Salah seorang warga Gresik, Devi, mengaku bergegas menuju pelabuhan usai mendapat kabar suaminya, Deni Vristiawan (39), yang berlayar bersama lima rekannya rute Tanjung Perak–Makassar menjadi korban dalam musibah itu.
"Saya baru mendapat kabar dari
live TikTok," kata Devi di lokasi Pelabuhan Tanjung Perak, Surabaya, Minggu, 2 Agustus 2026.
Kepanikan senada dirasakan Samparia, warga asal Makassar, yang namanya juga dikabarkan tidak tercantum dalam manifes resmi.
Sementara itu, Susilo, seorang pemilik perusahaan ekspedisi di Pelabuhan Tanjung Perak, juga terus bertahan di lokasi demi menunggu kepastian nasib lima karyawannya yang mengawal muatan ternak.
"Dari pegawai yang mengirim kuda dan kambing, empat orang sudah dinyatakan selamat.
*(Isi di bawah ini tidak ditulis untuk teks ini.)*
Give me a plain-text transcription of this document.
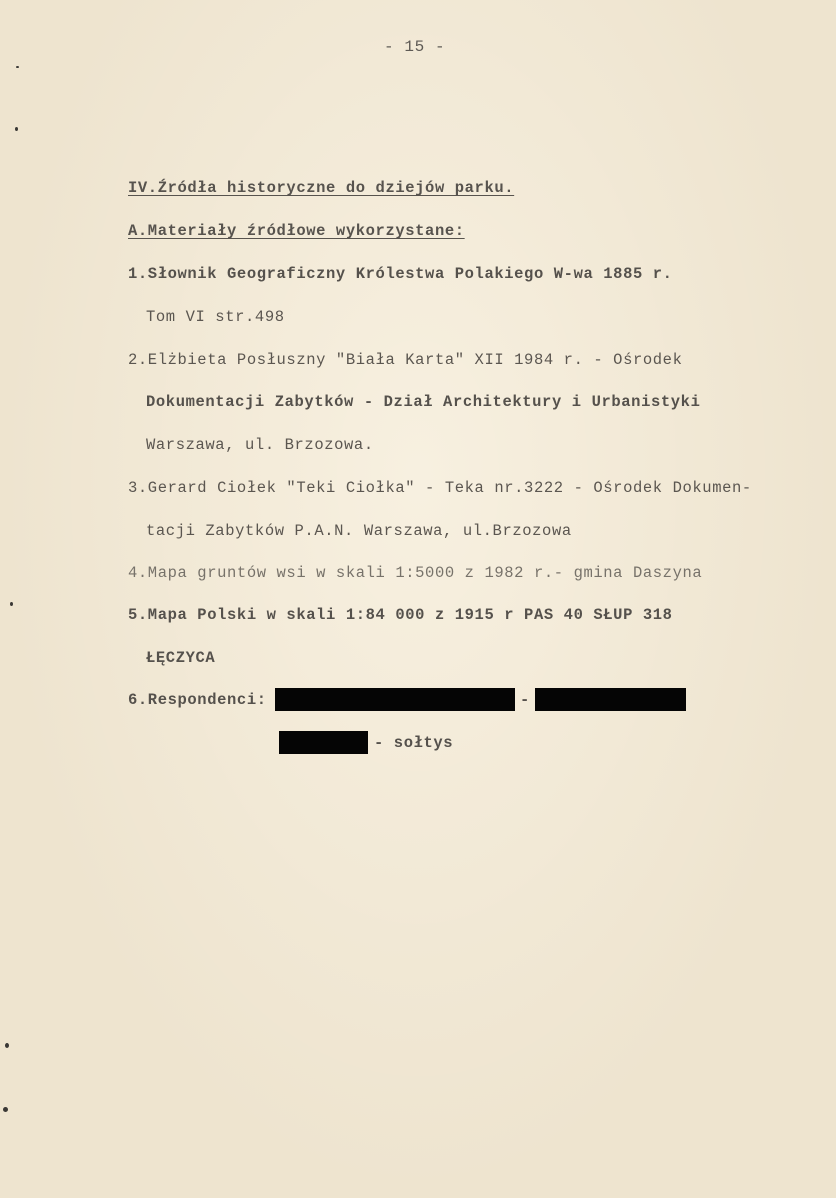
- 15 -
IV.Źródła historyczne do dziejów parku.
A.Materiały źródłowe wykorzystane:
1.Słownik Geograficzny Królestwa Polakiego W-wa 1885 r.
Tom VI str.498
2.Elżbieta Posłuszny "Biała Karta" XII 1984 r. - Ośrodek
Dokumentacji Zabytków - Dział Architektury i Urbanistyki
Warszawa, ul. Brzozowa.
3.Gerard Ciołek "Teki Ciołka" - Teka nr.3222 - Ośrodek Dokumen-
tacji Zabytków P.A.N. Warszawa, ul.Brzozowa
4.Mapa gruntów wsi w skali 1:5000 z 1982 r.- gmina Daszyna
5.Mapa Polski w skali 1:84 000 z 1915 r PAS 40 SŁUP 318
ŁĘCZYCA
6.Respondenci:	-
- sołtys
Satu orang lagi belum diketahui keberadaannya," beber Susilo.
Berdasarkan data Basarnas, total korban dalam tragedi ini mencapai 232 orang. Sebanyak 227 korban berhasil dievakuasi dalam kondisi selamat, sementara 5 orang dilaporkan meninggal dunia.
Proses evakuasi dan penjemputan dilakukan secara bertahap oleh sejumlah kapal perbantuan di tengah laut. Kapal Meratus mengangkut 109 korban selamat dan 2 jenazah.
Selain itu, TB Hasnur menampung 26 korban selamat dan 1 meninggal dunia, Kapal Meratus Projek mengevakuasi 13 korban selamat dan 1 meninggal dunia, serta Kapal Alcon Daniel mengangkut 1 jenazah.
Guna mengantisipasi kedatangan para korban di Tanjung Perak, otoritas terkait telah menyiagakan lima unit mobil jenazah serta menunjuk RS PHC Surabaya sebagai rumah sakit rujukan utama penanganan medis.